Plutôt parce que cette fois-ci, il n’y a pas de ficelles du tout.

Les Frères Grimm

 

Il SERA UNE FOIS…
Passons rapidement sur les points faibles : le scénario un peu brouillon d'Ehren Kruger, déjà responsable de Scream 3 (beuh), de Ring 2 version américaine (argel) ou encore d'Arlington Road (pas vu). Evidemment, le fait que plusieurs personnes (dont Terry Gilliam himself) soient également passées par la case script n’est pas vraiment fait pour arranger les choses. Il y a également un rythme pas toujours très bien dosé et quelques approximations narratives inhabituelles chez Mr Gilliam. Voilà, ça, c'est fait.
Mais utilisons notre baguette magique pour effacer de notre mémoire ces quelques points négatifs.

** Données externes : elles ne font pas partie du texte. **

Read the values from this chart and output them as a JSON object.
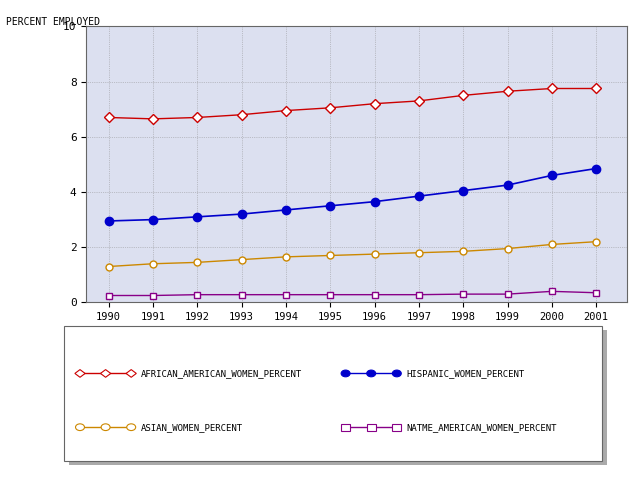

Les frères Grimm. Un simple nom qui réveille en chacun de nous des sentiments enfouis profondément. Des images d'innocence et de nuit. Quand vos parents vous lisaient ces contes, emplis de loups sanguinaires, de forêts insondables et de légendes oubliées, trembliez-vous au fond de votre couette alors que l'orage grondait dehors ?  Regardiez-vous sous votre lit avant de vous endormir ?
On le saisit immédiatement : le film Les Frères Grimm dispose d'un potentiel inouï. Un potentiel à tous les niveaux : esthétisme, symbolisme, narration, lyrisme, rêverie, tous ces contes en regorgent. En fait, ces derniers constituent même la source vive de certains de ces concepts. Mais il y a autre chose : les studios sont pragmatiques, ils veulent le retour sur investissement. Or, dernièrement, le budget promotion des blockbusters a considérablement augmenté. Mais pour ce film, c'est autre chose... Il n'y a pas besoin de faire de la promotion. Oubliez les affiches sur les abribus, les articles de la presse ou les émissions télé expliquant une intrigue avant même de laisser au public une chance de la découvrir par lui-même. Ce coup-ci, la promotion de ce film, 99% des parents de la société occidentale s'en sont déjà chargés. Chaque soir. Quand vous étiez petit. Juste avant de vous endormir.
Les Frères Grimm...
Un simple nom ? Aucunement.
Un simple film ? La réponse à cette question passe par un autre nom : Terry Gilliam.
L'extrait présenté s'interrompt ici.